Metro West Ambulance
- Founded: 1953
- Founder: James D. Fuiten
- Headquarters: 45°32′42″N 122°55′36″W﻿ / ﻿45.544877°N 122.926776°W, Hillsboro, Oregon, United States
- Area served: Oregon Coast
- Services: Medical transport
- Website: www.metrowest.fm

= Metro West Ambulance =

Emergency service in Oregon, US

Metro West Ambulance is an ambulance company based in the U.S. state of Oregon with ambulances and wheelie vans along the Oregon Coast (under the names Pacific West Ambulance, Bay Cities Ambulance, and Medix Ambulance). Metro West also manages the Vernonia Volunteer Ambulance Association. In addition to daily emergency ambulance services, Metro West also serves customers through a comprehensive wheelchair van service, special event medical support for Portland's Moda Center, the Oregon State Fair, and many other events throughout the year. Metro West also offers community medical and preparedness training with Education for Life through the American Heart Association.

==Accreditation==
Metro West Ambulance is accredited through the Commission on Accreditation of Ambulance Services.

==Competitive bidding==
In 1996, Metro West Ambulance competed for the Washington County medical transport contract.

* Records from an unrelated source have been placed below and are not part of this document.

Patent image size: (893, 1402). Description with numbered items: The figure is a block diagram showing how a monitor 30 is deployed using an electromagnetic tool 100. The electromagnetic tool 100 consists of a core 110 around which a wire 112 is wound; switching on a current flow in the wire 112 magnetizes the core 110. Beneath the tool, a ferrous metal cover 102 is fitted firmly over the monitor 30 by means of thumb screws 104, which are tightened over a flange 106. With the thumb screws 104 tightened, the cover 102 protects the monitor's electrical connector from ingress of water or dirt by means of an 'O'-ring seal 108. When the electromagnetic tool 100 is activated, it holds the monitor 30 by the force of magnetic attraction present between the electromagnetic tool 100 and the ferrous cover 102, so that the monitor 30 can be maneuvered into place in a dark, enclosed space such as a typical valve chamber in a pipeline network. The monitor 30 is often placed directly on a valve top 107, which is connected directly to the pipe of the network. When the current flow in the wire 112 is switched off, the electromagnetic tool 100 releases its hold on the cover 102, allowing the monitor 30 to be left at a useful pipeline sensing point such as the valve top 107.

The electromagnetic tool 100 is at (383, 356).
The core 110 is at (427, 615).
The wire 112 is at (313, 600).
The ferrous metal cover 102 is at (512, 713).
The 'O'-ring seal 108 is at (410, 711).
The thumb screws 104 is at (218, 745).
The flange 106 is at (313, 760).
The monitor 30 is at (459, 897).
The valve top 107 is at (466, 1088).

In 1997 Metro West won the Washington County, Oregon contract for 9-1-1 dispatch.

In 2006, Clackamas County, Oregon accepted a no-bid contract from Metro West competitor AMR over objections. Metro West was not present during the final discussions.

In 2007, unionized medics for area ambulance companies approved a strike. Their chief complaint centered on pay and benefits, with their company being compared to Metro West.

In 2008, Metro West lost a bid for BLS transports in Eugene, Oregon. Later, in 2015, Metro West won the Eugene/Springfield BLS transport contract, and began service on February 1, 2015.